Lola Versus

It's pretty rotten timing for Lola Versus to arrive in theaters just months after the ballyhooed premiere of the HBO series Girls. Both the film and the series focus on young women living in modern-day Brooklyn, wearing excellent clothing and making lots of romantic mistakes on their way to growing up; both of them run a real risk of becoming self-absorbed and unbearable, but it's only Lola Versus that falls into that trap. Even with the lovely and captivating Greta Gerwig in the title role, Lola Versus feels like a shallow stop-over in every coming-of-age film cliche, and unlike Girls, it doesn't have the benefit of a TV season to find its footing or convince you to care.

The movie starts strong by beginning where most rom-coms end, with Lola waking up on her birthday to a proposal from Luke (Joel Kinnaman), over the course of the opening credits she leaps happily into wedding planning until, just as director Daryl Wein's name flashes on the screen, he breaks thing off. Lola's breakup spiral feels immediately authentic, as she shamefacedly moves back into her believably crappy old apartment, flirts dangerously with her platonic guy pal (Hamish Linklater), and wanly accepts girl-power advice from a sharp-tongued friend (co-writer Zoe Lister-Jones). But real people also wallow in breakups for what feels like forever, and Lola does exactly that, making mistake after mistake, moaning and pitying herself, and driving the audience as crazy as she would in real life.

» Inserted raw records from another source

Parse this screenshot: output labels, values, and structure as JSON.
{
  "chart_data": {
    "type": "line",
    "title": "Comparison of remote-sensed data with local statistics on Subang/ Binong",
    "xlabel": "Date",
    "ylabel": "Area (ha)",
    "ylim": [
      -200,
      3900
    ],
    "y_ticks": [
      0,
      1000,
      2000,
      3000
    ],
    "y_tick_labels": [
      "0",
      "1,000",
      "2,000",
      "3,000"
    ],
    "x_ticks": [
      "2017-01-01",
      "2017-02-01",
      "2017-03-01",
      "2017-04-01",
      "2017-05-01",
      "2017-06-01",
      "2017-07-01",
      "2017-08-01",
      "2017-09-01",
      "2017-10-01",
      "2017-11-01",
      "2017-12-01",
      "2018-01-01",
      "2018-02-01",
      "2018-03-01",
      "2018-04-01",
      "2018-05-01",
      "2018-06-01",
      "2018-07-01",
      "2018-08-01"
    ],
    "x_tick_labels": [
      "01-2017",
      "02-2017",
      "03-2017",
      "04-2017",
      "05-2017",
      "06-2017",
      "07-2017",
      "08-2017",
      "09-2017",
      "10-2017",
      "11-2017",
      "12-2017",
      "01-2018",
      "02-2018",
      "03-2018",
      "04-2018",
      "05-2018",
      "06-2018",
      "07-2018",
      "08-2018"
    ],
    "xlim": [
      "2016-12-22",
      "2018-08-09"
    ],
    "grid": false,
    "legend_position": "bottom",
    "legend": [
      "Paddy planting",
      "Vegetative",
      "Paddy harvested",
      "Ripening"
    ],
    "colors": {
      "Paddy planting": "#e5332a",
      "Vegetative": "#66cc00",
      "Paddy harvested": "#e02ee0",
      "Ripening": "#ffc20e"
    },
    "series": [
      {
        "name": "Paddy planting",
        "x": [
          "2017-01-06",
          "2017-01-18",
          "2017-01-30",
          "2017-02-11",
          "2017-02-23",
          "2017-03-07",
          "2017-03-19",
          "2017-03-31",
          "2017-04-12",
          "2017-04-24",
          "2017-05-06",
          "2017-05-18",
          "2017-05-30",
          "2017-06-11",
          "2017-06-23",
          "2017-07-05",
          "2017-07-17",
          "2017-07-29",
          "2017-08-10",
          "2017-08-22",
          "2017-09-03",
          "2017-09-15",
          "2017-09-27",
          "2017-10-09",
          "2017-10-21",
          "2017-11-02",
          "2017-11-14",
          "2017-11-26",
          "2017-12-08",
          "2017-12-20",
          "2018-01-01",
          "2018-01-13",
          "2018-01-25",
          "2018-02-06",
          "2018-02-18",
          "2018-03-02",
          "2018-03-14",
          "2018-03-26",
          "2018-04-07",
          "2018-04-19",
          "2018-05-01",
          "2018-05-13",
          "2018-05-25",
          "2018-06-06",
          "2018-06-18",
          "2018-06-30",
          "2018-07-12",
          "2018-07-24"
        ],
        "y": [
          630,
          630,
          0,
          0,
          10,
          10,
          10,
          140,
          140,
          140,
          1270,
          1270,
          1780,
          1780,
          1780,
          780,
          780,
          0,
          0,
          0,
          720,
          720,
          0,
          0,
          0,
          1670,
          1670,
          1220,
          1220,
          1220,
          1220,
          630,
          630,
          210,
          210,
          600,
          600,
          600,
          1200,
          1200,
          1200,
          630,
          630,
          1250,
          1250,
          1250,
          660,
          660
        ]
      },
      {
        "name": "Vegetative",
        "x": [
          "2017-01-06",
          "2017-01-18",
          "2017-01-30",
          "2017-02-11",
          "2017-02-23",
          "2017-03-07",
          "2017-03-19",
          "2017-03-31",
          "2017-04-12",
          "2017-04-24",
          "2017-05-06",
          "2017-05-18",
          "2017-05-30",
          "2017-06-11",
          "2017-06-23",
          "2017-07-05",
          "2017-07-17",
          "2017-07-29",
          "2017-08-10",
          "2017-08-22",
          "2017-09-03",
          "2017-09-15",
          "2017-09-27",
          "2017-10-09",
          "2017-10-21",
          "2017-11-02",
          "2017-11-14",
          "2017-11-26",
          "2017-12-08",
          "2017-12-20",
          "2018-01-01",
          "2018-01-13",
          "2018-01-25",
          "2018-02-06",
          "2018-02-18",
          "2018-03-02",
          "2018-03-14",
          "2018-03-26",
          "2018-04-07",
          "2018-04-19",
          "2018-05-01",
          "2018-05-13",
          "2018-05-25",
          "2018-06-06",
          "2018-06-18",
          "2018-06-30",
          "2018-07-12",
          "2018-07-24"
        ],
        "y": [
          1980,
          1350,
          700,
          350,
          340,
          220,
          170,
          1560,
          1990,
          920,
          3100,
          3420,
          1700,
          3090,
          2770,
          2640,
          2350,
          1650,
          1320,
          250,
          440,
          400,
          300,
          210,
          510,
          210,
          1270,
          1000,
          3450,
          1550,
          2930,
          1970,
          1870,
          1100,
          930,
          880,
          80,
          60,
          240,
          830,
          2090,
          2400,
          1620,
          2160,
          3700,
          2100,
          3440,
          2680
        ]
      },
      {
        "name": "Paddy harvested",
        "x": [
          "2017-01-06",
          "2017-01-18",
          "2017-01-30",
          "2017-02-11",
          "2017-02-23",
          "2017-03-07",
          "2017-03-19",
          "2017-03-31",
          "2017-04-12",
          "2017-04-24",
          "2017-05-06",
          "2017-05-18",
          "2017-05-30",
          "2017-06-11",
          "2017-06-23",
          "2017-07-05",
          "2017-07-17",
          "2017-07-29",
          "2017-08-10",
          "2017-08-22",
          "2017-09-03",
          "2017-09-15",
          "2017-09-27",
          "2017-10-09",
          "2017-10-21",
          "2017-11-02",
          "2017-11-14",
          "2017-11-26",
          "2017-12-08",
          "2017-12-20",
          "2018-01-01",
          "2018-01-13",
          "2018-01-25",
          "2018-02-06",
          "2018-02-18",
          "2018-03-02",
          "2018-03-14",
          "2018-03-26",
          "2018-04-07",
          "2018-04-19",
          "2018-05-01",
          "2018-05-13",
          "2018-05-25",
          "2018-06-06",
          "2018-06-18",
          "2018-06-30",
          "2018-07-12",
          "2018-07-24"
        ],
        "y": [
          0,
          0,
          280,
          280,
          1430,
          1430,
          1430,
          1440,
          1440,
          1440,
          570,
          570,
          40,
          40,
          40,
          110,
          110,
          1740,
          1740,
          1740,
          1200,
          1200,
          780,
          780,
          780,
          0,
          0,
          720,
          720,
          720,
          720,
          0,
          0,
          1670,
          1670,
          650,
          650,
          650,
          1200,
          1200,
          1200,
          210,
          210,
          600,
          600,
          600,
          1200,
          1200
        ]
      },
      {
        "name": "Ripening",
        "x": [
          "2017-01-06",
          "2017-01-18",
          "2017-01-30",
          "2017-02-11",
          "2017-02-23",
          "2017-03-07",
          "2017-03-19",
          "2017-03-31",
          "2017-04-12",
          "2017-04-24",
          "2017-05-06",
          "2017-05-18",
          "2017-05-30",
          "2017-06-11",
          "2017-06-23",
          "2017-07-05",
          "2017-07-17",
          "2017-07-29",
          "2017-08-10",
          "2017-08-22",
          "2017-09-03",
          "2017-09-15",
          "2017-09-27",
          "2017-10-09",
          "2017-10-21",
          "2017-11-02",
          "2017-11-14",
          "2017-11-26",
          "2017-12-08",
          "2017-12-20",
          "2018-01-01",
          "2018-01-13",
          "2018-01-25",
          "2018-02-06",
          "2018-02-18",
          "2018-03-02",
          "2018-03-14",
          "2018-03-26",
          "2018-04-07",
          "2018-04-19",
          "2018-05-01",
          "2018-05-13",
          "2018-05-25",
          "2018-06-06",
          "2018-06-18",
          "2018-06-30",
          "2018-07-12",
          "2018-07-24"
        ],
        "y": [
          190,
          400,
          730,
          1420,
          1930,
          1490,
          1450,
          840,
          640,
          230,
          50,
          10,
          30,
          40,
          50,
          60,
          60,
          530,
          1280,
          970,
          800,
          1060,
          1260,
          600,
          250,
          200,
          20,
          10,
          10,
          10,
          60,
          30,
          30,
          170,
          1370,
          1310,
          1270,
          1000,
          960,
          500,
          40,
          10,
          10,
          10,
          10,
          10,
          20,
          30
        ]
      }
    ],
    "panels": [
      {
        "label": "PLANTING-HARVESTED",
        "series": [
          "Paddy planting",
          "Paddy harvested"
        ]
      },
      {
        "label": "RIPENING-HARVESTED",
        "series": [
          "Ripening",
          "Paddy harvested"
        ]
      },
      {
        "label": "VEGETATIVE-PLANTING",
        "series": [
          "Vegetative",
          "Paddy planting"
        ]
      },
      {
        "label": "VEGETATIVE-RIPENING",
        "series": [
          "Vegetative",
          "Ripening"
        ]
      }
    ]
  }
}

Gewig pulls this off for a surprisingly long time, and it's dreadful to imagine what the film would be like without her. But aside from some moments of sharp humor, including one gloriously terrible sex scene with a guy who chooses Ani DiFranco as his doin' it music, Lola Versus feels more like a slog through the breakup doldrums than the frothy, intimate growing-up story it hints at throughout. It's not easy to tell an original story about young people making their way through New York, and though Lola Versus seems aware of the cliched tree it's climbing, it hits nearly every branch on its way down, from the thinly sketched parental roles played by veteran actors we'd like to see more of (Bill Pullman and Debra Winger) to the drunken night of regret to Lola's final realization that it's OK to be on her own, after a movie spent watching her do nothing but cling to others for her self-worth. It's not just an unearned transformation, but a patently false one-- it's possible Wein and Lister-Jones are trying to point out that what you think you know at 30 turns out not to be true at all, but if that extra layer of commentary is there, it's buried too deep to be effective.

In the spirit of saying something nice about a small indie movie that's ultimately not harming anybody, let's stop again to praise Gerwig, who somehow manages to be both stunningly beautiful and an accessible, and occasionally very odd, onscreen presence. She flings herself gamely into Lola's downward spiral, in an unglamorous and un-self-conscious way that at least makes for one positive connection to Lena Dunham's work on Girls. Lola was never going to be a fully realized or truly relatable character-- the writing, so wrapped up in Lola's own self-pity, can't get there-- but Gerwig almost accomplishes it, another example of how she's stealthily becoming one of the most valuable actresses under 30. Lola Versus should have been a proper showcase for Gerwig's skills, but watching her single-handedly make it watchable is almost more impressive.